Showing posts with label wheat. Show all posts
Showing posts with label wheat. Show all posts

Monday, 3 December 2012

A Real Winner


 

It has been said with more than a grain of truth that if you want to win the Nobel Peace Prize start killing loads of people quickly.  Once you have murdered enough then make peace.  This, it would appear is the quickest way to win the Noble Peace Prize.  It is perverse because it is also so true and many previous winners fall into this category.  But, the hardest way to win this prize is to actually believe in a noble principle and work with backbreaking intensity all your life to achieve it. 


An example of some one who falls in to the latter category is Norman Borlaug.  He grew up a farm boy in Iowa and saw at first hand the poverty of the depression years and it instilled in him a conviction that it was impossible “to build a peaceful world on an empty stomachs”.  This fuelled a lifetime commitment of almost a century during which this determined man did more than anyone else during the 20th century to help the world feed itself and the fruit of his labour was the saving of hundreds of millions of lives.

 

Now, that is the way to win a Noble Peace Prize!  It was typical of the man that when his wife told him he had won the prize he was working in a wheat field outside Mexico City and he responded by telling her someone was pulling her leg.  When persuaded of the truth of the prize he did not leave the field but kept working commenting that he could celebrate later.  It was this sense of urgency that stayed with him and his knowledge that every second two more people into the world crying to be fed.  By 2050 he predicted that the world would need to double its food supply of 2005.
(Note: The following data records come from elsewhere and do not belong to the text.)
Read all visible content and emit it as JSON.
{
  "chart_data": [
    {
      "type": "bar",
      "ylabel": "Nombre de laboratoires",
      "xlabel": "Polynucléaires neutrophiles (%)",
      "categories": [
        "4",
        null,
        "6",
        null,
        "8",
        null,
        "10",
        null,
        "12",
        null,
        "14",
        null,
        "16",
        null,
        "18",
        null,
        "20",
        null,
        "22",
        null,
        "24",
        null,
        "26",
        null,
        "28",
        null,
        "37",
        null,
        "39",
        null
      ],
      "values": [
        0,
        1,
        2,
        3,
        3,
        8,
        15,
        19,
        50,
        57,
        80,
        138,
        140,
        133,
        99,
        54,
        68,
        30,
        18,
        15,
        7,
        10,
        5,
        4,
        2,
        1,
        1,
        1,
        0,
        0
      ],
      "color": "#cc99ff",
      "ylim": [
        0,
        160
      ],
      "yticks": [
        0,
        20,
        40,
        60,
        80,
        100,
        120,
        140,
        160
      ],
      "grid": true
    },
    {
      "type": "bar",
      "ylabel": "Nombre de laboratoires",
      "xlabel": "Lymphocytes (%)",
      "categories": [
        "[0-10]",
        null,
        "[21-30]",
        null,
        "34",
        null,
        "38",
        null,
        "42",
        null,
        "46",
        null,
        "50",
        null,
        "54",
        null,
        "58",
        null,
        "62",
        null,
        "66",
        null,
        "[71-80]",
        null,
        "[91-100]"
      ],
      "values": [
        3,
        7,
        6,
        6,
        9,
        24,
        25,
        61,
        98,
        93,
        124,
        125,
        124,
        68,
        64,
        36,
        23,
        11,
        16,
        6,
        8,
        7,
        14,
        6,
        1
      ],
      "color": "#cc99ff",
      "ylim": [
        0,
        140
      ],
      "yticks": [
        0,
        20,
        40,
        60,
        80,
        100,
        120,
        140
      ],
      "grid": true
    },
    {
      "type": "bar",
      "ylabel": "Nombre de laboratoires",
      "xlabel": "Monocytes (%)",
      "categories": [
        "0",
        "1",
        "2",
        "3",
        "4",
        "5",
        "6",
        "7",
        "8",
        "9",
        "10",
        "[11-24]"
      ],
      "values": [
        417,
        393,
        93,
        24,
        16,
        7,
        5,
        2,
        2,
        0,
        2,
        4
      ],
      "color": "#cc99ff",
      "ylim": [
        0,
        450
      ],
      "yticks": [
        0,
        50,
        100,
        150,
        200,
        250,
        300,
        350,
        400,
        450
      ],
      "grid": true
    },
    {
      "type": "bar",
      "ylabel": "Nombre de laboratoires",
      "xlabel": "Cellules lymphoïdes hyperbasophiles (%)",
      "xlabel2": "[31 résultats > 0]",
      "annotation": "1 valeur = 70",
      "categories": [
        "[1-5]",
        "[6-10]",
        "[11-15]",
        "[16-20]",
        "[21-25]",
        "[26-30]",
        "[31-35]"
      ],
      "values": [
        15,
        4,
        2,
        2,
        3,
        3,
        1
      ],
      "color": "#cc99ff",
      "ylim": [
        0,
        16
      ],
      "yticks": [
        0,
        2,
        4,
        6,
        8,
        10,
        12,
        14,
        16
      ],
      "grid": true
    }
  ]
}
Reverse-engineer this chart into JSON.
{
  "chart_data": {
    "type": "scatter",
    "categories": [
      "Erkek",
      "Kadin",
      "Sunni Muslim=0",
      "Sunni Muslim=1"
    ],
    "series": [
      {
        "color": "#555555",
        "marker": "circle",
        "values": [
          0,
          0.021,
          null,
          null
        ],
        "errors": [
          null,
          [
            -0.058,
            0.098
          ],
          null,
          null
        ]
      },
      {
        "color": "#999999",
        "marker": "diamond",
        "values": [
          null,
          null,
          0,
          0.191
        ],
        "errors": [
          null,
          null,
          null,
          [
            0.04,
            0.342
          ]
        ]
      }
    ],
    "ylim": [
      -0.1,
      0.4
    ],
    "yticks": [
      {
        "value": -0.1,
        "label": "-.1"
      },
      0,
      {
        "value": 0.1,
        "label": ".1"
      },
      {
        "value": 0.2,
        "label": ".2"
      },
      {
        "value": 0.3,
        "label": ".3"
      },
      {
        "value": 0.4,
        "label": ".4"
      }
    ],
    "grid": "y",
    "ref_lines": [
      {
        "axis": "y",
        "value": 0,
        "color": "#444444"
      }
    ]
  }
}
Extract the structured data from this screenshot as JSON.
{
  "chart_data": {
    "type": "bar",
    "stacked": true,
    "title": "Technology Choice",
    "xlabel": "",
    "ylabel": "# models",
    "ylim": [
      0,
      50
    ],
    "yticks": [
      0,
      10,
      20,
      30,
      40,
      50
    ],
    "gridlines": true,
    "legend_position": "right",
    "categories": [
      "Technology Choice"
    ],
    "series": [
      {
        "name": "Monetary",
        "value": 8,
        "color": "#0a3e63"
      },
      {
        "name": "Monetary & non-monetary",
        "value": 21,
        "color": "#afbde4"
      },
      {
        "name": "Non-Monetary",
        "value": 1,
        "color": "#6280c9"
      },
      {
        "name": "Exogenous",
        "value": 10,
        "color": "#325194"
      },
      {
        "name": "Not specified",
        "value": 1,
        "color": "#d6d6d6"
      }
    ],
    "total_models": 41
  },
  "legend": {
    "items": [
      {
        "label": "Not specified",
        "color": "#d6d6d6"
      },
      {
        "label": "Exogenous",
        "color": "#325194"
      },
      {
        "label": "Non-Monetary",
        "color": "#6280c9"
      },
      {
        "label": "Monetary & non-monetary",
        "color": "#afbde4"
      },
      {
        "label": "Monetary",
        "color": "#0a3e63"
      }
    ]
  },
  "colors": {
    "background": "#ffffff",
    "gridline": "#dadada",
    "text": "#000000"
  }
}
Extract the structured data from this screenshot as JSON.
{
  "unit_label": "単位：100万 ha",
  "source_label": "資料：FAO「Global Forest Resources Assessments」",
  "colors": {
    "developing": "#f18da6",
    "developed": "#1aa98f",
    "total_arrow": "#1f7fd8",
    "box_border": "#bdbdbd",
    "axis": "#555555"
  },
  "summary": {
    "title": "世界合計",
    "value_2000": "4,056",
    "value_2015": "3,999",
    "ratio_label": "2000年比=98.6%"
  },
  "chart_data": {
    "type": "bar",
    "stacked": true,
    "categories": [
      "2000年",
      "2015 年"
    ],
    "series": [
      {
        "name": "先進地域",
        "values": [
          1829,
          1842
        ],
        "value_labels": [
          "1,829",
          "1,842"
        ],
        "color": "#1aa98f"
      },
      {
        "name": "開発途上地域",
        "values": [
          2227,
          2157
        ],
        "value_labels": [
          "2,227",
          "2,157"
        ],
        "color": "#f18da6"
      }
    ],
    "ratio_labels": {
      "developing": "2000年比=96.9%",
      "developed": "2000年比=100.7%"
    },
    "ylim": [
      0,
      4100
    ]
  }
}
He specialized in plant breeding and left a good job to go to Mexico in  1944 and started experimenting with wheat to help people who were starving there.  Mexican farmers faced soils which were depleted, crops ravaged by disease, low yields and were not even able to feed themselves, much less sell surplus for profit.   For ten years he persevered even ploughing by hand and, thanks to his efforts, by 1956 Mexico’s wheat production had doubled and it had become self sufficient.  It did not stop there, he then went to India and, while the war between Pakistan and India raged around him, began planting until it too became self-sufficient in producing cereal grains.  He even came out of retirement, in 1984, to take his seed and techniques to Africa. 

 

When the Nobel committee presented him with the Peace Prize they commented “More than any other single person of this age, he has helped provide bread for a hungry world”

Isn't it sad, and a sign of the poverty of our education system, that hardly anyone even has heard of this amazing character?

“The fundamental basis of the community is agriculture, tillage of the soil.”